There are two pieces to restoring the original representation. First, ensure that null is emitted as a tilde by providing a custom representer for the Python None. Second, preserve the explicit timestamp tag by pre-processing the source to convert the superfluous tag into a non-superfluous one and then post-processing the output to revert that change.
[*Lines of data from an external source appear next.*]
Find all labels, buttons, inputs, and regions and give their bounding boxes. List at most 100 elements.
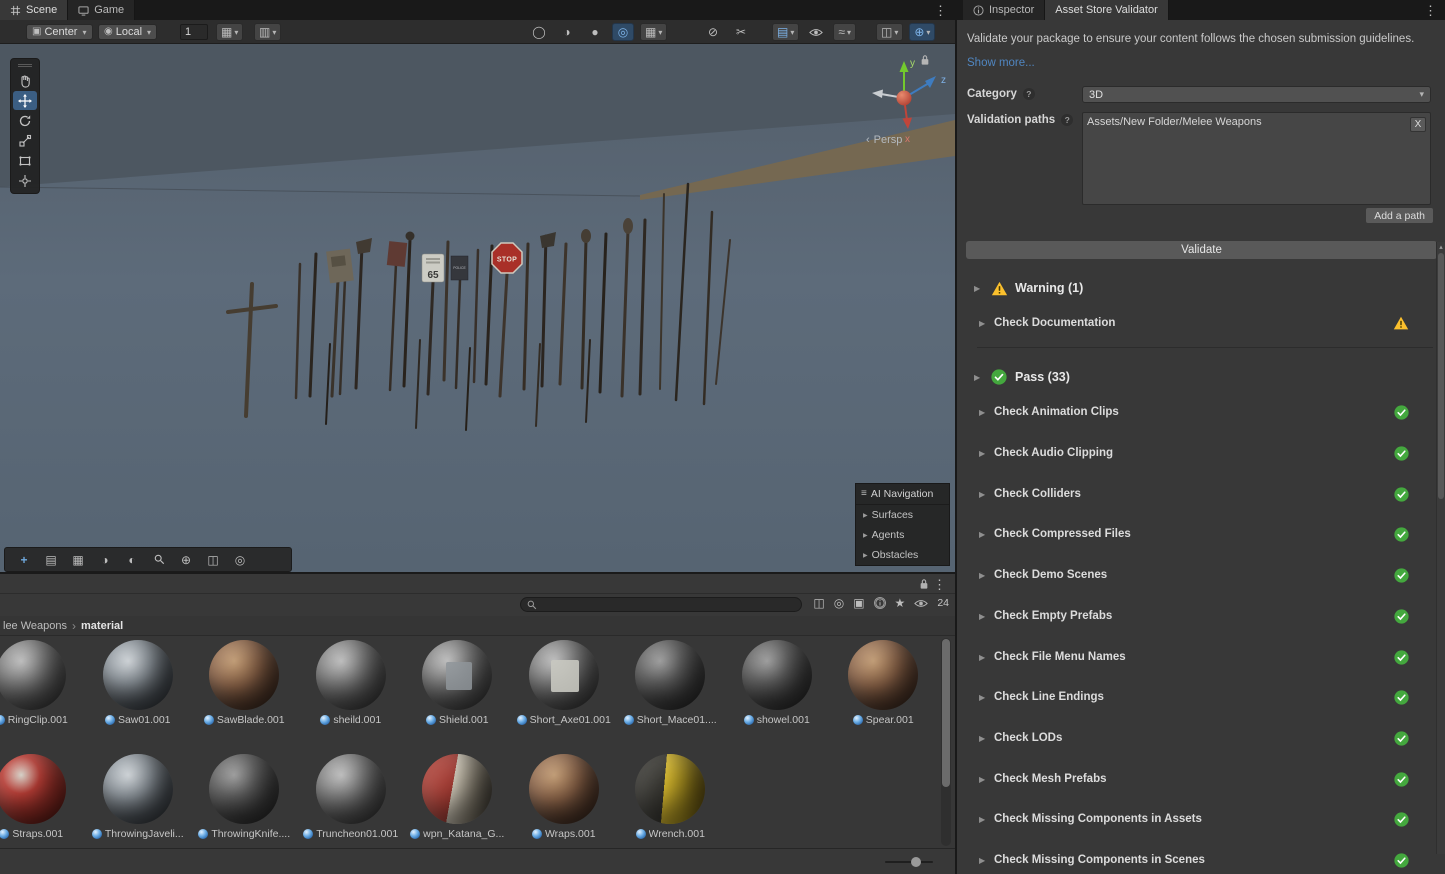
grid-overlay-button[interactable]: ▦ — [67, 551, 89, 568]
move-overlay-button[interactable]: ⊕ — [175, 551, 197, 568]
validator-scrollbar[interactable]: ▴ — [1436, 242, 1445, 854]
tab-asset-store-validator[interactable]: Asset Store Validator — [1045, 0, 1169, 20]
asset-thumbnail[interactable]: Truncheon01.001 — [298, 754, 405, 840]
grid-visibility-button[interactable]: ▦ ▾ — [216, 23, 243, 41]
expander-icon[interactable]: ▶ — [979, 490, 985, 499]
pivot-dropdown[interactable]: ▣ Center ▾ — [26, 24, 93, 40]
project-scrollbar[interactable] — [941, 638, 951, 846]
gizmo-lock-icon[interactable] — [920, 54, 930, 69]
check-item-row[interactable]: ▶Check Compressed Files — [957, 525, 1437, 543]
asset-thumbnail[interactable]: sheild.001 — [298, 640, 405, 726]
hidden-objects-button[interactable]: ⊘ — [702, 23, 724, 41]
remove-path-button[interactable]: X — [1410, 117, 1426, 132]
check-item-row[interactable]: ▶Check LODs — [957, 729, 1437, 747]
view-hand-tool-button[interactable] — [13, 71, 37, 90]
asset-thumbnail[interactable]: ThrowingJaveli... — [85, 754, 192, 840]
expander-icon[interactable]: ▶ — [974, 284, 980, 293]
filter-by-type-icon[interactable]: ◎ — [834, 597, 844, 609]
orientation-dropdown[interactable]: ◉ Local ▾ — [98, 24, 157, 40]
expander-icon[interactable]: ▶ — [979, 319, 985, 328]
zoom-tool-button[interactable] — [148, 551, 170, 568]
info-icon[interactable] — [874, 597, 886, 609]
grid-size-input[interactable] — [180, 24, 208, 40]
expander-icon[interactable]: ▶ — [979, 449, 985, 458]
inspector-menu-kebab-icon[interactable]: ⋮ — [1424, 4, 1437, 17]
rect-tool-button[interactable] — [13, 151, 37, 170]
search-input[interactable] — [541, 598, 795, 612]
asset-thumbnail[interactable]: wpn_Katana_G... — [404, 754, 511, 840]
shaded-wireframe-button[interactable]: ◯ — [528, 23, 550, 41]
expander-icon[interactable]: ▶ — [979, 571, 985, 580]
shading-sphere-button[interactable]: ◑ — [94, 551, 116, 568]
rendering-debug-button[interactable]: ◎ — [612, 23, 634, 41]
check-item-row[interactable]: ▶Check Line Endings — [957, 688, 1437, 706]
check-item-row[interactable]: ▶Check Missing Components in Assets — [957, 810, 1437, 828]
move-tool-button[interactable] — [13, 91, 37, 110]
add-path-button[interactable]: Add a path — [1366, 208, 1433, 223]
scene-visibility-button[interactable] — [805, 23, 827, 41]
tab-inspector[interactable]: Inspector — [963, 0, 1045, 20]
slider-knob[interactable] — [911, 857, 921, 867]
asset-thumbnail[interactable]: Shield.001 — [404, 640, 511, 726]
scroll-up-arrow-icon[interactable]: ▴ — [1437, 243, 1445, 251]
asset-thumbnail[interactable]: Straps.001 — [0, 754, 85, 840]
snap-settings-button[interactable]: ▥ ▾ — [254, 23, 281, 41]
expander-icon[interactable]: ▶ — [979, 693, 985, 702]
scrollbar-thumb[interactable] — [1438, 253, 1444, 499]
layers-dropdown-button[interactable]: ▤ ▾ — [772, 23, 799, 41]
favorites-star-icon[interactable]: ★ — [895, 597, 906, 609]
compass-button[interactable]: ◎ — [229, 551, 251, 568]
expander-icon[interactable]: ▶ — [974, 373, 980, 382]
check-item-row[interactable]: ▶Check Audio Clipping — [957, 444, 1437, 462]
search-in-packages-icon[interactable]: ◫ — [813, 597, 824, 609]
expander-icon[interactable]: ▶ — [979, 408, 985, 417]
validation-path-row[interactable]: Assets/New Folder/Melee Weapons — [1083, 113, 1430, 131]
expander-icon[interactable]: ▶ — [979, 775, 985, 784]
check-item-row[interactable]: ▶Check Animation Clips — [957, 403, 1437, 421]
lighting-toggle-button[interactable]: ● — [584, 23, 606, 41]
validate-button[interactable]: Validate — [966, 241, 1437, 259]
check-item-row[interactable]: ▶Check Demo Scenes — [957, 566, 1437, 584]
nav-item-obstacles[interactable]: ▶ Obstacles — [856, 545, 949, 565]
scene-camera-button[interactable]: ⊕ ▾ — [909, 23, 935, 41]
asset-thumbnail[interactable]: ThrowingKnife.... — [191, 754, 298, 840]
asset-thumbnail[interactable]: RingClip.001 — [0, 640, 85, 726]
layers-overlay-button[interactable]: ◫ — [202, 551, 224, 568]
check-item-row[interactable]: ▶Check Mesh Prefabs — [957, 770, 1437, 788]
category-help-icon[interactable]: ? — [1023, 88, 1035, 100]
scene-viewport[interactable]: 65 POLICE STOP y — [0, 44, 955, 572]
shading-mode-button[interactable]: ◑ — [556, 23, 578, 41]
asset-thumbnail[interactable]: Spear.001 — [830, 640, 937, 726]
split-view-button[interactable]: ◫ ▾ — [876, 23, 903, 41]
breadcrumb-parent[interactable]: lee Weapons — [3, 620, 67, 632]
overlay-drag-handle[interactable] — [18, 64, 32, 67]
check-item-row[interactable]: ▶Check File Menu Names — [957, 648, 1437, 666]
project-menu-kebab-icon[interactable]: ⋮ — [933, 578, 946, 591]
expander-icon[interactable]: ▶ — [979, 856, 985, 865]
project-search-field[interactable] — [520, 597, 802, 612]
asset-thumbnail[interactable]: SawBlade.001 — [191, 640, 298, 726]
asset-thumbnail[interactable]: Wraps.001 — [511, 754, 618, 840]
tab-game[interactable]: Game — [68, 0, 135, 20]
nav-item-surfaces[interactable]: ▶ Surfaces — [856, 505, 949, 525]
effects-dropdown-button[interactable]: ▦ ▾ — [640, 23, 667, 41]
lock-icon[interactable] — [919, 578, 929, 593]
pass-section-header[interactable]: ▶ Pass (33) — [957, 368, 1437, 386]
ai-navigation-header[interactable]: ≡ AI Navigation — [856, 484, 949, 505]
check-item-row[interactable]: ▶Check Colliders — [957, 485, 1437, 503]
cutting-tool-button[interactable]: ✂ — [730, 23, 752, 41]
paint-tool-button[interactable]: ◐ — [121, 551, 143, 568]
check-item-row[interactable]: ▶Check Empty Prefabs — [957, 607, 1437, 625]
filter-by-label-icon[interactable]: ▣ — [853, 597, 864, 609]
expander-icon[interactable]: ▶ — [979, 815, 985, 824]
rotate-tool-button[interactable] — [13, 111, 37, 130]
scrollbar-thumb[interactable] — [942, 639, 950, 787]
nav-item-agents[interactable]: ▶ Agents — [856, 525, 949, 545]
category-dropdown[interactable]: 3D ▾ — [1082, 86, 1431, 103]
expander-icon[interactable]: ▶ — [979, 734, 985, 743]
asset-thumbnail[interactable]: Short_Axe01.001 — [511, 640, 618, 726]
asset-thumbnail[interactable]: Saw01.001 — [85, 640, 192, 726]
warning-section-header[interactable]: ▶ Warning (1) — [957, 279, 1437, 297]
projection-toggle[interactable]: ‹ Persp — [866, 134, 902, 146]
asset-thumbnail[interactable]: Wrench.001 — [617, 754, 724, 840]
The following code demonstrates both steps end-to-end.

import sys
import ruamel.yaml

doc_src = """\
example:
  - x: ~
    y: !!timestamp 2025-05-04
"""

class TildeNullRep(ruamel.yaml.representer.RoundTripRepresenter):
    def emit_null(self, value):
        if len(self.represented_objects) == 0 and not self.serializer.use_explicit_start:
            return self.represent_scalar('tag:yaml.org,2002:null', 'null')
        return self.represent_scalar('tag:yaml.org,2002:null', "~")

TildeNullRep.add_representer(type(None), TildeNullRep.emit_null)

def restore_ts_tag(s):
    return s.replace('TMP_TS', '!!timestamp')

yaml_rt = ruamel.yaml.YAML()
yaml_rt.Representer = TildeNullRep
yaml_rt.indent(sequence=4, offset=2)

doc_obj = yaml_rt.load(doc_src.replace('!!timestamp', '!TMP_TS'))
yaml_rt.dump(doc_obj, sys.stdout, transform=restore_ts_tag)

This produces:

example:
  - x: ~
    y: !!!timestamp 2025-05-04

Non-superfluous tags are preserved through the round-trip without extra work, which is why the pre/post transformation strategy is effective for this use case.

Why this matters

Some pipelines are sensitive to the exact textual form of YAML, not just the data it carries. Dropping an explicit tag or altering how null is spelled can break schema validators, integration tests, or systems that key off of those markers. Understanding how ruamel.yaml normalizes output, and how to override that behavior cleanly, keeps your automation predictable.

Takeaway

If you need to keep null represented as ~, provide a custom representer for None. If you must preserve a tag that ruamel.yaml considers superfluous, wrap the round-trip with a pre-processing placeholder and a post-processing restore. This approach lets you modify only what you intend while keeping the rest of the document exactly as required.